DRPBench: Evaluating LLMs in Concurrent Code Comprehension via Fine-grained Data Race Prediction
Abstract
Large Language Models (LLMs) have demonstrated sophisticated comprehension of sequential code, yet their capacity for reasoning about concurrent programs remains largely unquantified. We introduce DRPBench, a benchmark designed to evaluate the concurrent code comprehension of LLMs by measuring their data race prediction performance. To address the challenge of runtime non-determinism for evaluation on concurrent programs, we frame the evaluation as a fine-grained static prediction task using 1,003 programs from the SV-COMP suite, featuring 549 manually annotated data races with precise variable- and line-level granularity. Our evaluation of 15 state-of-the-art LLMs—spanning standard, reasoning, and agentic variants—reveals that DRPBench effectively differentiates concurrent code comprehension capabilities of LLMs.

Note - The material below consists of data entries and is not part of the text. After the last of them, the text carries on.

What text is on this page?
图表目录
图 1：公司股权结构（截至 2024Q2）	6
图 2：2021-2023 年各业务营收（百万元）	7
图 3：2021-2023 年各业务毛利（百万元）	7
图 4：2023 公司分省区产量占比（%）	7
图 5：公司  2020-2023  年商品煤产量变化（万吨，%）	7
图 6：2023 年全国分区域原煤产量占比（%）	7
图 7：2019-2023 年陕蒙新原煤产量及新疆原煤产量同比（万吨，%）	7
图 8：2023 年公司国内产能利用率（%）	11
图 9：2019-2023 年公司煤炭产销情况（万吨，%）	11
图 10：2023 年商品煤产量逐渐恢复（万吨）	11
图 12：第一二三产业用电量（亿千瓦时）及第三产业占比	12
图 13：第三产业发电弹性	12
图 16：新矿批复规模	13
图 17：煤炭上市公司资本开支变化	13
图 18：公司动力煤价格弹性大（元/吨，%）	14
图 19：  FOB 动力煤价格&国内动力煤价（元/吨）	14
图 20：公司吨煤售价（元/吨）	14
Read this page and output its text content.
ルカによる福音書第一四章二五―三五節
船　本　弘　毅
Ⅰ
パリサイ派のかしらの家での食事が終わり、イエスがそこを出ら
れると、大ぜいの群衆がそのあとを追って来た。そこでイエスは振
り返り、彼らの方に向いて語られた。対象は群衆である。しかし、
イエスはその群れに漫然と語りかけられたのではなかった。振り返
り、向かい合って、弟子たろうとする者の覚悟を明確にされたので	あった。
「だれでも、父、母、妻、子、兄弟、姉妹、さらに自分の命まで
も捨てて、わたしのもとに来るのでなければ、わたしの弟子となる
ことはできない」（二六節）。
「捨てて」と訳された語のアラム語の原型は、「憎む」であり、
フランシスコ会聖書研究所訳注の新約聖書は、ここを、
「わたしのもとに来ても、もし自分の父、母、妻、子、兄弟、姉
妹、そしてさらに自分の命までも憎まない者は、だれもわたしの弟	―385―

While the top-performing model (Gemini 3 with test-time reasoning) achieves an F1 score of 74.89%, most models struggle significantly (scoring less than 60%), with Llama 3 70B achieving only 8.80%. Beyond benchmarking, we characterize two primary failure modes: (1) shared-variable distraction, where multiple variable appearances degrade comprehension accuracy, and (2) synchronization-logic myopia, the inability to interpret non-standard synchronization implementations. Our findings provide a diagnostic roadmap for enhancing concurrent code comprehension of LLMs in future development.